— O que é isso? — Breno pergunta.
— Eu preciso mesmo responder?
Coloquei o prato de chocolate na cama dele e lhe entreguei uma colher, nos sentamos frente a frente. O prato era a única coisa que nos separava mas não sei se conta muito; o muro invisível de culpa é bem pior. Por isso tratei logo de pedir desculpas e disse, bem baixinho, que foi sem querer.
— Não vou repetir.
— Não precisa. Certo. Estamos bem. Acho que foi mesmo uma pergunta idiota de se fazer. Até parece que você e Joyce.
— Nunca. — Reafirmo. — Nunca.
Comemos metade do chocolate antes que eu voltasse a falar.
— Aquilo que você falou. Você realmente acha aquilo de mim?
Vejo o rosto do meu irmão se contorcer um pouco e ficar vermelho quando ele coça o nariz e o queixo. A barba rala já mostrando sinais e algumas espinhas aqui e ali. Breno continua calado e assim me deu oportunidade de eu conseguir ouvir meus batimentos acelerados. Não estou nervoso porque estamos sozinhos, já ficamos sozinhos inúmeras vezes. Acho que dessa vez estou com medo porque Breno nunca disse o que achava de mim. Só coisas de irmão dizendo que eu era insuportável, chato, intrometido... eram apenas palavras. Ontem foi uma frase inteira.
— Eu disse aquilo sem pensar. Desculpa.
— Não é a resposta para minha pergunta. Só... Sim ou não?
— Não.
E eu tive certeza de que meu irmão estava mentindo.
Por que ele, primeiro, se afastou de mim como se eu fosse radioativo, porque ele, segundo, olhou para a porta atrás de mim e não nos meus olhos e finalmente, porque ele disse:
— Não. Claro que não.
Eu teria aceitado apenas o não. Só que ele pareceu repetir para tentar convencer a si mesmo, eu já não estava mais ali, era só ele e o debate acontecendo na cabeça dele. É bem simples de entender, na verdade. A repetição leva à incerteza — ou seria ao contrário — e tudo se volta para... isso... o momento. Depois ele vai se virar, me olhar e proferir:
— Pare de pensar nisso.
Comemos em paz.
Eu já não me importava mais. Eu só precisava tirar esse peso das costas e já que tirei, estou melhor. É bom saber o que pensam de mim de vez em quando.
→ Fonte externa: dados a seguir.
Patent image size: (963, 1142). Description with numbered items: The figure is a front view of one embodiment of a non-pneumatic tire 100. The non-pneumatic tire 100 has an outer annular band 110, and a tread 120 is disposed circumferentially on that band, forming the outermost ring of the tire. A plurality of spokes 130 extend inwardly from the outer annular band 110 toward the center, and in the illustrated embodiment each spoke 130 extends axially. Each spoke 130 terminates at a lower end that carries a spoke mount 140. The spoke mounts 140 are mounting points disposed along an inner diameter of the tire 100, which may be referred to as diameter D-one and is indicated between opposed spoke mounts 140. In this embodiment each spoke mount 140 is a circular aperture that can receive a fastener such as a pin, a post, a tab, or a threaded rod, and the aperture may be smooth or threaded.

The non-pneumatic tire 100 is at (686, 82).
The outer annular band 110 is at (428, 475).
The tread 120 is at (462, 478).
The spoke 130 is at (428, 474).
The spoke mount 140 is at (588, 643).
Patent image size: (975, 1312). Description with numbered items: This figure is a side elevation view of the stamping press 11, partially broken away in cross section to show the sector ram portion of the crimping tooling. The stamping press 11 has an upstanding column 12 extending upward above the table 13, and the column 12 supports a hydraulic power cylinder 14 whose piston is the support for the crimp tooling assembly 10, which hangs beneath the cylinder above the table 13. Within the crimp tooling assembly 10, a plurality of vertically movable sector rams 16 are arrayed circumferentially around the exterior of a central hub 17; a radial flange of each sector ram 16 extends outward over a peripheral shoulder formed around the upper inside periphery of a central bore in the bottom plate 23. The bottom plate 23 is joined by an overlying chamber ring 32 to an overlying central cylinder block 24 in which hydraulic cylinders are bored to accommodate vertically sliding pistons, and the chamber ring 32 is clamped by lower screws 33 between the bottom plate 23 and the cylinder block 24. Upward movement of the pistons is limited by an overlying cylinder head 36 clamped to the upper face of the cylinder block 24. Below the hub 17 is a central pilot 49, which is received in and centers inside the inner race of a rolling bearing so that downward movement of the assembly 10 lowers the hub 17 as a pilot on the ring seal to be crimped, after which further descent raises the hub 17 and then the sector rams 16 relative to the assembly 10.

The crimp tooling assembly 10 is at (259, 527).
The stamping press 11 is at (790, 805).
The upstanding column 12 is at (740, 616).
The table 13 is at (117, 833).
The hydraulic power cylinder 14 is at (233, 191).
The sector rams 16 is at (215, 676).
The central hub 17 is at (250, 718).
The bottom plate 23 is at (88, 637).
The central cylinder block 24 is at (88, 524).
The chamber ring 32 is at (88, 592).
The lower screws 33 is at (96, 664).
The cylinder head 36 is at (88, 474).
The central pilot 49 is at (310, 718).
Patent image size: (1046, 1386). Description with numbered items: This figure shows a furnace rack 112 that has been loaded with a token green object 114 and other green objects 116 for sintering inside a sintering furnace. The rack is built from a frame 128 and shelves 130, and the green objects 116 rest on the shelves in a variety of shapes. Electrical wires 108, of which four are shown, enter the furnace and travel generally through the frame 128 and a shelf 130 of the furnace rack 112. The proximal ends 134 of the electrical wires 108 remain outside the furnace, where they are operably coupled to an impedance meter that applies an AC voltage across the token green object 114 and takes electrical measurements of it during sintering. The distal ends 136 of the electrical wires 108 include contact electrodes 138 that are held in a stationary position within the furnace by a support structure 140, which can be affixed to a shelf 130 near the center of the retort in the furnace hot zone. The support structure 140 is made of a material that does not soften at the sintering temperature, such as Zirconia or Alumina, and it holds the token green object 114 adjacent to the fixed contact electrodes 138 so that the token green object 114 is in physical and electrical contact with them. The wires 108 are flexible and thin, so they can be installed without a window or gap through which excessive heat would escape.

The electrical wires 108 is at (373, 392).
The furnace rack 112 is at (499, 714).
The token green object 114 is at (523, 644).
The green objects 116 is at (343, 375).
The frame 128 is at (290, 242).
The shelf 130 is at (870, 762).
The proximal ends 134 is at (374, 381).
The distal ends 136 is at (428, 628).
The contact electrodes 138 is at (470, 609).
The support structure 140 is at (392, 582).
Mais tarde, exatas três horas da tarde, resolvi escrever como Mr. Magnus.
Mr. Magnus:
Schilimmbesserung. É uma palavra alemã, que significa "arrumar o que já está bom pode piorar" — basicamente! E preciso dizer que essa palavra me marcou bastante e talvez todos devessem conhecê-la — assim como todos deveriam conhecer a Taylor Swift.
Eu não diria que a situação com meu irmão estava perfeita. Para ele, estamos bem. Para mim, não estamos melhor que antes mas vou ignorar o que sinto e fingir coisas que estão debaixo do meu nariz não estão ali. É o que se faz, é o que eu faço. Ignorei quando meu irmão me chamou de bicha aos onze anos, mesmo que eu tenha chorado. Ignorei quando minha melhor amiga fez um comentário maldoso sobre como minha mãe não conseguia emprego algum e por isso ficava o dia todo afogando as lágrimas na arte de pintar xícaras de argila. Ignorei a razão quando me envolvi com um cara que fez promessas demais.
Para onde iriam essas coisas que ignorei? Para onde iriam todas as coisas que doíam quando eu não falava sobre elas com ninguém? Se armazenavam, sim, onde? No peito, na cabeça? Parece que quando lembradas doem no corpo todo e mais além.